Shevardnadze ruled without mandate for a few years, was finally elected
officially in November 1995, and stayed in power until his resignation in
November 2003 in the wake of the Rose Revolution that brought Saakashvili to
power. As a Communist Party apparatchik in the Soviet period,
Shevardnadze gained a deserved reputation as an opponent of corruption, but his
post-Soviet regime was rife with cronyism as political parties were not well
established, leaving him to depend upon patronage powers and clan and family
connections. He was not himself a conspicuous profiteer, but it seems much the
case that he protected many who were.
It was Shevardnadze, and not Saakashvili, who took the first concrete steps to
extricate Georgia from Russia's economic and hence political orbit, reanimating
the enmity of the armed forces of the Russian Federation, many of whose leaders
were held over from the late Soviet period and kept their animosity alive.
Most notably, Shevardnadze agreed in the 1990s with Azerbaijan's then-president
Heidar Aliev to promote construction of the Baku-Tbilisi-Ceyhan pipeline. The
BTC remains the only pipeline that circumvents Russia to transport Caspian Sea
energy resources to third countries. A Kazakhstan-China oil pipeline does not
originate near the Caspian and the two countries share the border that it
crosses.
Saakashvili reinvigorated anti-corruption policies (from firing traffic police
for extortion to sending university exam papers overseas for grading to avoid
bribery), which in the economic realm had the effect also of making conditions
easier for small and medium-sized enterprises.
His relatively young and often Western-trained team overcame numerous
obstacles, such as a Russian embargo on imports of Georgian wine (a major
foreign exchange earner on the Russian market), imposed winter-time energy
embargoes (Russian firms control energy pipelines feeding Georgia as well as
electricity transmission lines in the country), and the like, to put the
country at least on a road towards prosperity.

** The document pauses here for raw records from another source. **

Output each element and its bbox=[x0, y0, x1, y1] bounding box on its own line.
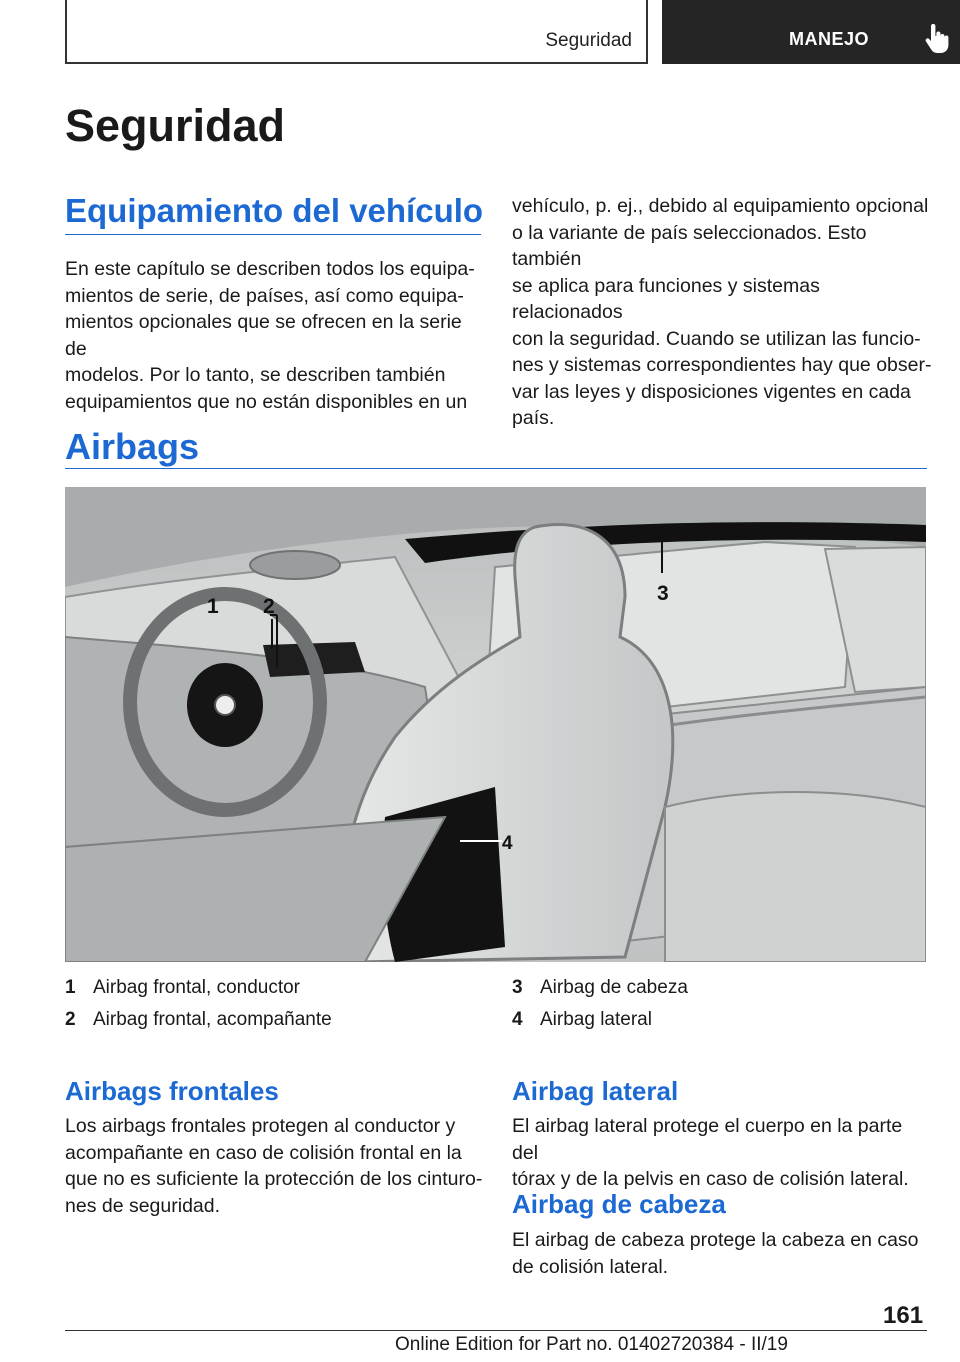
chapter-tab[interactable] bbox=[662, 0, 960, 64]
header-section-box bbox=[65, 0, 648, 64]
caption-number: 1 bbox=[65, 977, 76, 998]
page-number: 161 bbox=[883, 1302, 924, 1329]
subsection-body-frontales: Los airbags frontales protegen al conductor y acompañante en caso de colisión frontal en la que no es suficiente la protección de los cinturo‐ nes de seguridad. bbox=[65, 1115, 483, 1217]
callout-2: 2 bbox=[263, 595, 275, 618]
section-title-airbags: Airbags bbox=[65, 426, 200, 467]
caption-text: Airbag frontal, conductor bbox=[93, 977, 301, 998]
section-body-right: vehículo, p. ej., debido al equipamiento opcional o la variante de país seleccionados. Esto también se aplica para funciones y sistemas relacionados con la seguridad. Cuando se utilizan las funcio‐ nes y sistemas correspondientes hay que obser‐ var las leyes y disposiciones vigentes en cada país. bbox=[512, 195, 932, 429]
section-title-equipamiento: Equipamiento del vehículo bbox=[65, 192, 484, 229]
caption-text: Airbag lateral bbox=[540, 1009, 652, 1030]
subsection-title-cabeza: Airbag de cabeza bbox=[512, 1189, 726, 1219]
car-interior-drawing bbox=[65, 487, 926, 962]
section-rule bbox=[65, 468, 927, 469]
subsection-body-lateral: El airbag lateral protege el cuerpo en la parte del tórax y de la pelvis en caso de colisión lateral. bbox=[512, 1115, 909, 1190]
subsection-title-frontales: Airbags frontales bbox=[65, 1076, 279, 1106]
callout-1: 1 bbox=[207, 595, 219, 618]
footer-edition: Online Edition for Part no. 01402720384 - II/19 bbox=[395, 1334, 788, 1355]
section-rule bbox=[65, 234, 481, 235]
hand-pointer-icon bbox=[923, 24, 949, 54]
caption-text: Airbag de cabeza bbox=[540, 977, 688, 998]
section-body-left: En este capítulo se describen todos los equipa‐ mientos de serie, de países, así como equipa‐ mientos opcionales que se ofrecen en la serie de modelos. Por lo tanto, se describen también equipamientos que no están disponibles en un bbox=[65, 258, 475, 413]
subsection-title-lateral: Airbag lateral bbox=[512, 1076, 679, 1106]
caption-text: Airbag frontal, acompañante bbox=[93, 1009, 332, 1030]
callout-3: 3 bbox=[657, 582, 669, 605]
caption-number: 3 bbox=[512, 977, 523, 998]
footer-rule bbox=[65, 1330, 927, 1331]
page-title: Seguridad bbox=[65, 100, 286, 151]
chapter-tab-label: MANEJO bbox=[789, 29, 870, 49]
caption-number: 4 bbox=[512, 1009, 523, 1030]
airbag-illustration bbox=[65, 487, 926, 962]
callout-4: 4 bbox=[502, 833, 513, 854]
header-section-label: Seguridad bbox=[545, 30, 632, 51]
caption-number: 2 bbox=[65, 1009, 76, 1030]
subsection-body-cabeza: El airbag de cabeza protege la cabeza en caso de colisión lateral. bbox=[512, 1229, 919, 1278]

Thus while the Russian ruble and equity market indices fell sharply on Friday
at the beginning of hostilities and continued lower on Monday, Georgia's Prime
Minister and former ABN AMRO banker Lado Gurgenidze went out of his way to
reassure ratings agencies, holding a conference call and personally emailing
relevant parties.
Even so, Fitch and Standard & Poor's downgraded Georgian government bonds,
notwithstanding Tbilisi's assurance that there would be no default, and the
Georgia's 2012 Eurobond dropped over 5%.
The Russian markets rebounded slightly when Russian President Dmitry Medvedev
released a statement that the military conflict may be in its end phase,
somewhat calming foreign investors, but there is a general and well-founded
impression that Russia just does not care as much about foreign investment as
Georgia.
The Russian invasion is not about South Ossetia. It is about regime change in
Tbilisi, reimposing a 19th-century sphere of influence in the South Caucasus,
limiting the autonomy of the countries there, and through all these devices
maintaining control of energy transmission lines to the West.